SCHLESWIGER NACHRICHTEN
Drei neue "Schutzburgen"
Neue Schutzburg-Partner: Bürgermeister Thorsten Dahl überreichte Urkunden an Siegfried Lawrenz vom Stadtmuseum (l.) und Kay Wendt von der "Keramikstube" (r.). Foto: Jennert
Schleswig. Das freundlich gestaltete gelbe Logo wirkt wie eine grafische Mischung aus Trutzburg und Tausendfüßler. Und dies kommt der Sache schon sehr nah: kleine Füße, die in einer Burg Schutz suchen - das ist der Hintergrund des vor zweieinhalb Jahren in Schleswig gestarteten "Schutzburg"-Projekts. Zahlreiche Institutionen machen mit.

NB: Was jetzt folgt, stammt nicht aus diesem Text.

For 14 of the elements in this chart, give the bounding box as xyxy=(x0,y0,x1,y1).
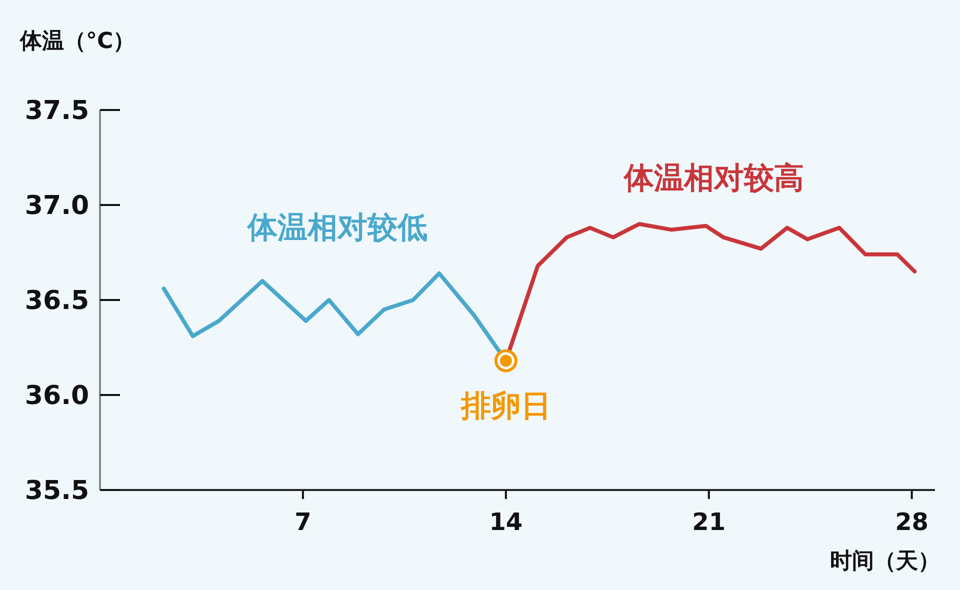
series-label: 排卵日 xyxy=(460,388,551,424)
x-tick-label: 21 xyxy=(692,508,726,536)
x-axis-title: 时间（天） xyxy=(830,549,940,574)
series-label: 体温相对较高 xyxy=(623,161,804,196)
y-tick-label: 37.5 xyxy=(24,96,90,126)
y-tick-label: 36.5 xyxy=(24,286,90,316)
y-tick-label: 36.0 xyxy=(24,381,90,411)
x-tick-label: 14 xyxy=(489,508,523,536)
series-label: 体温相对较低 xyxy=(246,210,428,246)
y-axis-title: 体温（°C） xyxy=(19,29,136,54)
x-tick-label: 28 xyxy=(895,508,929,536)
y-tick-label: 35.5 xyxy=(24,476,90,506)
y-tick-label: 37.0 xyxy=(24,191,90,221)
x-tick-label: 7 xyxy=(294,508,312,536)
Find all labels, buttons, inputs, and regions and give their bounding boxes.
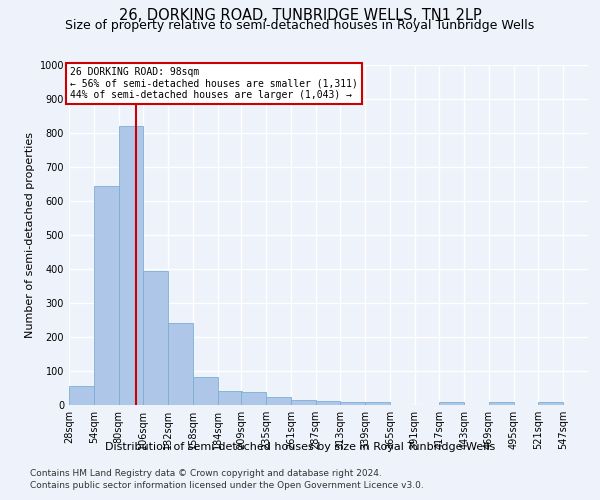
Text: Size of property relative to semi-detached houses in Royal Tunbridge Wells: Size of property relative to semi-detach…	[65, 18, 535, 32]
Bar	[489, 402, 514, 405]
Bar	[69, 386, 94, 405]
Bar	[193, 377, 218, 405]
Text: 26 DORKING ROAD: 98sqm
← 56% of semi-detached houses are smaller (1,311)
44% of : 26 DORKING ROAD: 98sqm ← 56% of semi-det…	[70, 66, 358, 100]
Bar	[365, 402, 390, 405]
Y-axis label: Number of semi-detached properties: Number of semi-detached properties	[25, 132, 35, 338]
Bar	[94, 186, 119, 405]
Bar	[143, 270, 168, 405]
Bar	[538, 402, 563, 405]
Bar	[241, 392, 266, 405]
Bar	[291, 400, 316, 405]
Text: 26, DORKING ROAD, TUNBRIDGE WELLS, TN1 2LP: 26, DORKING ROAD, TUNBRIDGE WELLS, TN1 2…	[119, 8, 481, 22]
Bar	[119, 126, 143, 405]
Bar	[168, 324, 193, 405]
Bar	[316, 401, 340, 405]
Text: Contains HM Land Registry data © Crown copyright and database right 2024.: Contains HM Land Registry data © Crown c…	[30, 468, 382, 477]
Bar	[266, 396, 291, 405]
Bar	[218, 392, 242, 405]
Text: Distribution of semi-detached houses by size in Royal Tunbridge Wells: Distribution of semi-detached houses by …	[105, 442, 495, 452]
Bar	[439, 402, 464, 405]
Text: Contains public sector information licensed under the Open Government Licence v3: Contains public sector information licen…	[30, 481, 424, 490]
Bar	[340, 402, 365, 405]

Sie sind Anlaufstelle für kleine Kinder, die mal zur Toilette müssen, ein Pflaster benötigen oder schlichtweg nicht mehr wissen, wie sie nach Hause gelangen können. "Das Projekt ist ein Erfolg", sagt Rainer Raup, Geschäftsführer des Kriminalpräventiven Rates.
In einer Feierstunde im Stadtmuseum wurde jetzt die Aufnahme dreier weiterer Partner gefeiert. Das Stadtmuseum selbst, außerdem die am Rathausmarkt gelegenen Firmen "Keramikstube" und "Kleines Traumcafé", haben sich in den Kreis der "Schutzburg"-Partner eingereiht. Bürgermeister Thorsten Dahl überreichte die entsprechenden Urkunden. Damit gibt es in Schleswig jetzt 89 Anlaufstellen. Neben Einzelhandels- und Handwerksbetrieben sowie Verwaltungen finden sich in der Liste Rechtsanwaltskanzleien, Geldinstitute und Arztpraxen.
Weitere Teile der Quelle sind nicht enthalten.